MJs on my feet

Hey, remember when I said I wasn’t going to do anything else (besides the dishcloths) until I’d sorted out my hibernating projects? Yeah, well, um, so I went to visit a friend the other day, and she had this pattern, see, and then we found ourselves at the craft store, and then before I knew it I was buying yarn and needles for a project I didn’t even know I wanted to knit. And there you go. Lovely little Mary Jane slippers to pad around the house in (when it gets cooler). I have a stripey pair that a friend gave me ages ago, but I’ve always wanted to make a pair (or several) so that I wouldn’t be heart broken when those inevitably wear out.

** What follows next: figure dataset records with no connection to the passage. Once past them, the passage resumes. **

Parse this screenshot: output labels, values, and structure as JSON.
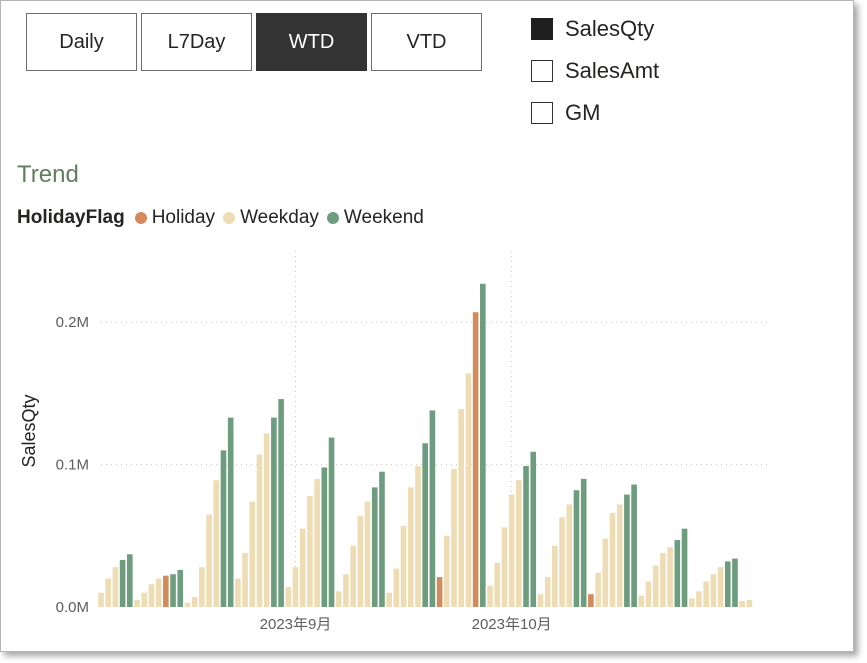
{
  "slicer": {
    "tabs": [
      {
        "label": "Daily",
        "active": false
      },
      {
        "label": "L7Day",
        "active": false
      },
      {
        "label": "WTD",
        "active": true
      },
      {
        "label": "VTD",
        "active": false
      }
    ]
  },
  "measures": [
    {
      "label": "SalesQty",
      "checked": true
    },
    {
      "label": "SalesAmt",
      "checked": false
    },
    {
      "label": "GM",
      "checked": false
    }
  ],
  "visual_title": "Trend",
  "legend": {
    "title": "HolidayFlag",
    "items": [
      {
        "label": "Holiday",
        "color": "#D38B5D"
      },
      {
        "label": "Weekday",
        "color": "#EEDDB4"
      },
      {
        "label": "Weekend",
        "color": "#6E9C7E"
      }
    ]
  },
  "chart_data": {
    "type": "bar",
    "title": "Trend",
    "ylabel": "SalesQty",
    "xlabel": "",
    "ylim": [
      0,
      250000
    ],
    "y_ticks": [
      {
        "value": 0,
        "label": "0.0M"
      },
      {
        "value": 100000,
        "label": "0.1M"
      },
      {
        "value": 200000,
        "label": "0.2M"
      }
    ],
    "x_ticks": [
      {
        "label": "2023年9月",
        "date": "2023-09-01"
      },
      {
        "label": "2023年10月",
        "date": "2023-10-01"
      }
    ],
    "x_range": [
      "2023-08-05",
      "2023-11-06"
    ],
    "grid": true,
    "legend_position": "top-left",
    "series_colors": {
      "Holiday": "#D38B5D",
      "Weekday": "#EEDDB4",
      "Weekend": "#6E9C7E"
    },
    "points": [
      {
        "date": "2023-08-05",
        "flag": "Weekday",
        "value": 10000
      },
      {
        "date": "2023-08-06",
        "flag": "Weekday",
        "value": 20000
      },
      {
        "date": "2023-08-07",
        "flag": "Weekday",
        "value": 28000
      },
      {
        "date": "2023-08-08",
        "flag": "Weekend",
        "value": 33000
      },
      {
        "date": "2023-08-09",
        "flag": "Weekend",
        "value": 37000
      },
      {
        "date": "2023-08-10",
        "flag": "Weekday",
        "value": 5000
      },
      {
        "date": "2023-08-11",
        "flag": "Weekday",
        "value": 10000
      },
      {
        "date": "2023-08-12",
        "flag": "Weekday",
        "value": 16000
      },
      {
        "date": "2023-08-13",
        "flag": "Weekday",
        "value": 20000
      },
      {
        "date": "2023-08-14",
        "flag": "Holiday",
        "value": 22000
      },
      {
        "date": "2023-08-15",
        "flag": "Weekend",
        "value": 23000
      },
      {
        "date": "2023-08-16",
        "flag": "Weekend",
        "value": 26000
      },
      {
        "date": "2023-08-17",
        "flag": "Weekday",
        "value": 3000
      },
      {
        "date": "2023-08-18",
        "flag": "Weekday",
        "value": 7000
      },
      {
        "date": "2023-08-19",
        "flag": "Weekday",
        "value": 28000
      },
      {
        "date": "2023-08-20",
        "flag": "Weekday",
        "value": 65000
      },
      {
        "date": "2023-08-21",
        "flag": "Weekday",
        "value": 89000
      },
      {
        "date": "2023-08-22",
        "flag": "Weekend",
        "value": 110000
      },
      {
        "date": "2023-08-23",
        "flag": "Weekend",
        "value": 133000
      },
      {
        "date": "2023-08-24",
        "flag": "Weekday",
        "value": 20000
      },
      {
        "date": "2023-08-25",
        "flag": "Weekday",
        "value": 38000
      },
      {
        "date": "2023-08-26",
        "flag": "Weekday",
        "value": 74000
      },
      {
        "date": "2023-08-27",
        "flag": "Weekday",
        "value": 107000
      },
      {
        "date": "2023-08-28",
        "flag": "Weekday",
        "value": 122000
      },
      {
        "date": "2023-08-29",
        "flag": "Weekend",
        "value": 133000
      },
      {
        "date": "2023-08-30",
        "flag": "Weekend",
        "value": 146000
      },
      {
        "date": "2023-08-31",
        "flag": "Weekday",
        "value": 14000
      },
      {
        "date": "2023-09-01",
        "flag": "Weekday",
        "value": 28000
      },
      {
        "date": "2023-09-02",
        "flag": "Weekday",
        "value": 55000
      },
      {
        "date": "2023-09-03",
        "flag": "Weekday",
        "value": 78000
      },
      {
        "date": "2023-09-04",
        "flag": "Weekday",
        "value": 90000
      },
      {
        "date": "2023-09-05",
        "flag": "Weekend",
        "value": 98000
      },
      {
        "date": "2023-09-06",
        "flag": "Weekend",
        "value": 119000
      },
      {
        "date": "2023-09-07",
        "flag": "Weekday",
        "value": 11000
      },
      {
        "date": "2023-09-08",
        "flag": "Weekday",
        "value": 23000
      },
      {
        "date": "2023-09-09",
        "flag": "Weekday",
        "value": 43000
      },
      {
        "date": "2023-09-10",
        "flag": "Weekday",
        "value": 64000
      },
      {
        "date": "2023-09-11",
        "flag": "Weekday",
        "value": 74000
      },
      {
        "date": "2023-09-12",
        "flag": "Weekend",
        "value": 84000
      },
      {
        "date": "2023-09-13",
        "flag": "Weekend",
        "value": 95000
      },
      {
        "date": "2023-09-14",
        "flag": "Weekday",
        "value": 10000
      },
      {
        "date": "2023-09-15",
        "flag": "Weekday",
        "value": 27000
      },
      {
        "date": "2023-09-16",
        "flag": "Weekday",
        "value": 57000
      },
      {
        "date": "2023-09-17",
        "flag": "Weekday",
        "value": 84000
      },
      {
        "date": "2023-09-18",
        "flag": "Weekday",
        "value": 99000
      },
      {
        "date": "2023-09-19",
        "flag": "Weekend",
        "value": 115000
      },
      {
        "date": "2023-09-20",
        "flag": "Weekend",
        "value": 138000
      },
      {
        "date": "2023-09-21",
        "flag": "Holiday",
        "value": 21000
      },
      {
        "date": "2023-09-22",
        "flag": "Weekday",
        "value": 50000
      },
      {
        "date": "2023-09-23",
        "flag": "Weekday",
        "value": 97000
      },
      {
        "date": "2023-09-24",
        "flag": "Weekday",
        "value": 139000
      },
      {
        "date": "2023-09-25",
        "flag": "Weekday",
        "value": 164000
      },
      {
        "date": "2023-09-26",
        "flag": "Holiday",
        "value": 207000
      },
      {
        "date": "2023-09-27",
        "flag": "Weekend",
        "value": 227000
      },
      {
        "date": "2023-09-28",
        "flag": "Weekday",
        "value": 15000
      },
      {
        "date": "2023-09-29",
        "flag": "Weekday",
        "value": 31000
      },
      {
        "date": "2023-09-30",
        "flag": "Weekday",
        "value": 56000
      },
      {
        "date": "2023-10-01",
        "flag": "Weekday",
        "value": 79000
      },
      {
        "date": "2023-10-02",
        "flag": "Weekday",
        "value": 89000
      },
      {
        "date": "2023-10-03",
        "flag": "Weekend",
        "value": 99000
      },
      {
        "date": "2023-10-04",
        "flag": "Weekend",
        "value": 109000
      },
      {
        "date": "2023-10-05",
        "flag": "Weekday",
        "value": 9000
      },
      {
        "date": "2023-10-06",
        "flag": "Weekday",
        "value": 21000
      },
      {
        "date": "2023-10-07",
        "flag": "Weekday",
        "value": 43000
      },
      {
        "date": "2023-10-08",
        "flag": "Weekday",
        "value": 63000
      },
      {
        "date": "2023-10-09",
        "flag": "Weekday",
        "value": 72000
      },
      {
        "date": "2023-10-10",
        "flag": "Weekend",
        "value": 82000
      },
      {
        "date": "2023-10-11",
        "flag": "Weekend",
        "value": 90000
      },
      {
        "date": "2023-10-12",
        "flag": "Holiday",
        "value": 9000
      },
      {
        "date": "2023-10-13",
        "flag": "Weekday",
        "value": 24000
      },
      {
        "date": "2023-10-14",
        "flag": "Weekday",
        "value": 48000
      },
      {
        "date": "2023-10-15",
        "flag": "Weekday",
        "value": 66000
      },
      {
        "date": "2023-10-16",
        "flag": "Weekday",
        "value": 72000
      },
      {
        "date": "2023-10-17",
        "flag": "Weekend",
        "value": 79000
      },
      {
        "date": "2023-10-18",
        "flag": "Weekend",
        "value": 86000
      },
      {
        "date": "2023-10-19",
        "flag": "Weekday",
        "value": 8000
      },
      {
        "date": "2023-10-20",
        "flag": "Weekday",
        "value": 18000
      },
      {
        "date": "2023-10-21",
        "flag": "Weekday",
        "value": 29000
      },
      {
        "date": "2023-10-22",
        "flag": "Weekday",
        "value": 38000
      },
      {
        "date": "2023-10-23",
        "flag": "Weekday",
        "value": 42000
      },
      {
        "date": "2023-10-24",
        "flag": "Weekend",
        "value": 47000
      },
      {
        "date": "2023-10-25",
        "flag": "Weekend",
        "value": 55000
      },
      {
        "date": "2023-10-26",
        "flag": "Weekday",
        "value": 6000
      },
      {
        "date": "2023-10-27",
        "flag": "Weekday",
        "value": 11000
      },
      {
        "date": "2023-10-28",
        "flag": "Weekday",
        "value": 18000
      },
      {
        "date": "2023-10-29",
        "flag": "Weekday",
        "value": 23000
      },
      {
        "date": "2023-10-30",
        "flag": "Weekday",
        "value": 28000
      },
      {
        "date": "2023-10-31",
        "flag": "Weekend",
        "value": 32000
      },
      {
        "date": "2023-11-01",
        "flag": "Weekend",
        "value": 34000
      },
      {
        "date": "2023-11-02",
        "flag": "Weekday",
        "value": 4000
      },
      {
        "date": "2023-11-03",
        "flag": "Weekday",
        "value": 5000
      }
    ]
  }
}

I had to re-write the pattern myself, since the pattern she downloaded had so many mistakes. I think it may have been a combination of a couple of mistakes combined with my misunderstanding of some of the pattern directions. In the end it was easier and faster to just do the whole thing myself. I didn’t like a couple of the choices the pattern writer had made, and so did things my way.

The sole and the upper are knit separately, then pieced together, and the strap is knit from picking up stitches on one side and grafting them onto the other. It’s pretty straight forward. Whenever I’m making something that has to be pieced together, I slip the first stitch of every row, which gives you a lovely chain selvedge. It is also helpful on exposed edges, because you get a nice clean line of chain stitches around the edge of the piece.

One was pieced together using Kitchener Stitch mattress stitch to make the seams, wrong sides together. The other was piece together with a crochet chain stitch, right sides together. The former looks better on the sides of the slipper, but neither method looks nice at the toe and heel, where the increases and decreases make seaming a little uneven looking. The latter, however, is much faster. Since these aren’t really “show off” pieces, I think I’d opt for the crochet seams over the sewn seams any day.
These don’t really match, because I was experimenting with the pattern as I went along. I must have knit and reknit the pieces so many times as I modified the pattern. If I had just knit them in one go, I think this project would have taken about 5 hours to complete, and that’s being quite generous with the time. A great weekend project.

Knit on size 7/4.5mm needles, I used Patons Classic Wool in grey. Cheap and soft.